Devoted to the task of translating the discomfort of modern man, Philippe Hérard paints characters who feel alienated from the world desperately seeking for their place in the same. His “Les Gugusses” as he calls them, are expressionless faces, anonymous and barely sketched characters caught in grotesque circumstances of modern times. Using paintbrushes and newspapers as his medium, Hérard creates his “sad to die” characters who symbolize the miserable human condition.
Seeking For Their Place
Philippe Hérard returns to Le Cabinet d’Amateur in November with the latest works entitled “Ardoises” (“Slates”) that will force you to think twice about the reality. Set on globes, composed of overlapping newspapers glued together and painted, some of the ” Gugusses” are hopelessly trying to find a balance on an unstable world map. Others sit on ladders staring at the sky. Are they dreaming about heaven like Jacob? Their companions imprisoned in the building seem to dream of similar escapist ventures.
Works of Philippe Hérard reflect profound loneliness and despair of today’s society. His highly conceptual work full of symbolism and metaphor chronicles the 21st century oppressive world from the perspective of an ordinary, invisible man. The works tell the story of isolation and absence of hope.
Hérard’s art is also in tune with reality through pictorial vocabulary.

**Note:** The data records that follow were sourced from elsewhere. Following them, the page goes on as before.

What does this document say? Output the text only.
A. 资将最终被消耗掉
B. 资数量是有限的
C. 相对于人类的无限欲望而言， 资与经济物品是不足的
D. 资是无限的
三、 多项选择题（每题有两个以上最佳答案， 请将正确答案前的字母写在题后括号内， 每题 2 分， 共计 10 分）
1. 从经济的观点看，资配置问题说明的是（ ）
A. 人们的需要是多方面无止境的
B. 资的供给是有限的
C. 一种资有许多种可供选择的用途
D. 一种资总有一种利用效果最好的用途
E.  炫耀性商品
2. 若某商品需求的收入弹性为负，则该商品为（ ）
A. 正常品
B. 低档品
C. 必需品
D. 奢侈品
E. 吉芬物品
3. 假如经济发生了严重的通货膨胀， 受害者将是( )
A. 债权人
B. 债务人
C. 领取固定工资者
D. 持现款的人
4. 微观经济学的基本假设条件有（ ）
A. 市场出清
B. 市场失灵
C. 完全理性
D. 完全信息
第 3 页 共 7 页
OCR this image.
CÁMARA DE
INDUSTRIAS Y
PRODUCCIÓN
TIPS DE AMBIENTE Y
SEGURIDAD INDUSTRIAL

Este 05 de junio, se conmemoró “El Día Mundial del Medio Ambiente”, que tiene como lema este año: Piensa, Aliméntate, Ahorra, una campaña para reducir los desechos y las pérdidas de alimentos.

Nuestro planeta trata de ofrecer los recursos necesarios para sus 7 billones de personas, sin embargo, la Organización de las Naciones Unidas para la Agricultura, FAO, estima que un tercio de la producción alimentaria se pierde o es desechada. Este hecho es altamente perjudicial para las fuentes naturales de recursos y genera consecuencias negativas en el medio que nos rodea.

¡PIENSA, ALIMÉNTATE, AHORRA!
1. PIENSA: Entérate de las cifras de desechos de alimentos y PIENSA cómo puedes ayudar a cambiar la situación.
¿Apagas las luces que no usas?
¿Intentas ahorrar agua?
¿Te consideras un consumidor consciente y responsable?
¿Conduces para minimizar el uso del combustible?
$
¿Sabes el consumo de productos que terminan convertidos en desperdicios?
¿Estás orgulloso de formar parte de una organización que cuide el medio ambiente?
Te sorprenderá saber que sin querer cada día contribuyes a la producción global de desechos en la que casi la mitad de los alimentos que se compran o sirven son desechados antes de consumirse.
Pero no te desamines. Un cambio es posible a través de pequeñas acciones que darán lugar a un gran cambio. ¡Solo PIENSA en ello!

The urban landscape becomes a source of ideas, forms and color choices. He uses the color palette of street milieu, ocher, brown, beige, and gray, to make his characters naturally fit into the environment. Often fading, the colors blend in with the background, indicating the obvious fragility and impersonality of his subjects. Performed on the street, the works themselves will eventually disintegrate and disappear and the very thought of it intimidates us even more.
Hérard’s profoundly disturbing art reflects the anxiety and discomfort of modern man in a way worthy of every attention. It’s a story about all of us. The exhibition opens on November 6 and will remain on view until November 21.